SEC Charges Oil and Gas Company CEO for Theft
The Securities and Exchange Commission is ordering a Texas-based oil and gas company and its CEO to pay $750,000 for misleading investors about amounts spent on commission payments to sales agents and administrative expenses, and for misappropriating investor funds for personal expenses.
According to the SEC’s complaint, from approximately November 2014 through July 2016, 7S Oil & Gas LLC and William Alexander “Gilligan” Sewell raised nearly $7 million from at least 70 investors through a series of unregistered offerings in oil and gas projects.
The SEC alleges that 7S and Sewell lured investors primarily through a network of sales agents and a series of YouTube videos, including one in which Sewell claimed that, “for sure you will get some type of return because there’s no such thing as a dry hole.”
The SEC also alleges that the company’s offering documents told investors that no more than 10 percent would be spent on marketing costs, commissions to sales agents, and salaries and that 85 percent of investor funds would be spent on oil and gas operations.
However, the complaint alleges that 7S Oil & Gas paid commissions as high as 35 percent to its sales agents out of investor proceeds and applied approximately 57 percent of investor funds toward operating the wells.

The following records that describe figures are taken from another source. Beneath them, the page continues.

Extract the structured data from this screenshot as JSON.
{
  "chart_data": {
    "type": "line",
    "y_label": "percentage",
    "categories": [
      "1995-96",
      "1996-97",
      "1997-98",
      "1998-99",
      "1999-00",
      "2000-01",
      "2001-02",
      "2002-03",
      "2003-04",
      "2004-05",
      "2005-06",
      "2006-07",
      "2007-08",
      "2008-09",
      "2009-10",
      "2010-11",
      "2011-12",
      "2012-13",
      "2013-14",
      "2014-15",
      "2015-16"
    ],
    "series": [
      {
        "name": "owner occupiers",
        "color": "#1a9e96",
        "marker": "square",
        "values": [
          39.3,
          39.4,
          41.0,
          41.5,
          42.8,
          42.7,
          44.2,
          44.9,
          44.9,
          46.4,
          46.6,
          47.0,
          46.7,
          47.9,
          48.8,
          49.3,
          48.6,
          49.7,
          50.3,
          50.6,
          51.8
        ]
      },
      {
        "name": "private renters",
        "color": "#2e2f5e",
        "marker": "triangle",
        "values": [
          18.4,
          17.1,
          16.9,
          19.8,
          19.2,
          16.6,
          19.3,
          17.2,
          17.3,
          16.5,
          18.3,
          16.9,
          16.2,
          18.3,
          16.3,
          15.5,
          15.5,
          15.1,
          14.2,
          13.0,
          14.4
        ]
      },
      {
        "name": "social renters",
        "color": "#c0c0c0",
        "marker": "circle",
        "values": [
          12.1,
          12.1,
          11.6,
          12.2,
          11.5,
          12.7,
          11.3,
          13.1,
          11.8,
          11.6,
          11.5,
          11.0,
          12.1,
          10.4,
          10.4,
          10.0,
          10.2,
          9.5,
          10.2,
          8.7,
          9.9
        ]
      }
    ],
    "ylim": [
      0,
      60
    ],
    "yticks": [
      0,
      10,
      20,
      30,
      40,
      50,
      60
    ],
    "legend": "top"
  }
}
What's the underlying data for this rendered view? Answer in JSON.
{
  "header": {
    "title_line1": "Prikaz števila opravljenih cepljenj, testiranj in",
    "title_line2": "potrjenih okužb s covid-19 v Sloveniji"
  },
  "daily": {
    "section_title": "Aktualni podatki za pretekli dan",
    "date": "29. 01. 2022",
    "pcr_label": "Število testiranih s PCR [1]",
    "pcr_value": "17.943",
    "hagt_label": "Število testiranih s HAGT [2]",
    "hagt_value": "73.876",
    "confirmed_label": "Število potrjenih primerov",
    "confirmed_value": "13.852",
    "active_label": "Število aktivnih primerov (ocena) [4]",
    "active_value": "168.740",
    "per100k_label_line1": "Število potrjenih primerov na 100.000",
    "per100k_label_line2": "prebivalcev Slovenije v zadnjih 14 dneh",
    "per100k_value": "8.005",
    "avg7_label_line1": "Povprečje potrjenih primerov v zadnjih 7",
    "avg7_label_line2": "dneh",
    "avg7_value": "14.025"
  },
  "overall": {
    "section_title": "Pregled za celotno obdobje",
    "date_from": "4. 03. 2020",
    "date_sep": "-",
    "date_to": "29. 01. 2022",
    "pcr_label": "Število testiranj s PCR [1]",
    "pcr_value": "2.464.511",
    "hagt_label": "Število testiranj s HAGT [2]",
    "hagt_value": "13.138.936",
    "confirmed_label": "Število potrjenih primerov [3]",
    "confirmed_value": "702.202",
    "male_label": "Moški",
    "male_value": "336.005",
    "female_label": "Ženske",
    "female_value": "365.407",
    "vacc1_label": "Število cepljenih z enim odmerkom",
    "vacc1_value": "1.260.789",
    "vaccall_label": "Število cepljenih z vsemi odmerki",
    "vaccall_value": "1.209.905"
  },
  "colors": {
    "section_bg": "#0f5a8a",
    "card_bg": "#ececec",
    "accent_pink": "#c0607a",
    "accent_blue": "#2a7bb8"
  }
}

7S and Sewell also allegedly used more than $90,000 in investor funds to pay tuition for his children, entertainment expenses, and other personal expenses. The complaint also noted that 7S paid out sham “royalty payments” to some investors, which led investors to believe that the company was making a return on their investment based on oil sold to an independent third party.
The SEC’s complaint, filed in the U.S. District Court for the Southern District of Florida, charges 7S and Sewell with violating Sections 5(a), 5(c), and 17(a) of the Securities Act of 1933, and Section 10(b) of the Securities Exchange Act of 1934.
Without admitting or denying the SEC’s allegations, 7S and Sewell each consented to the entry of a final judgment permanently enjoining each of them from violating the charged provisions of the federal securities laws. The judgments also require 7S to pay disgorgement of $492,000, and Sewell to pay disgorgement of $93,500, prejudgment interest of $4,440, and a civil penalty of $160,000. The settlements are subject to approval by the court.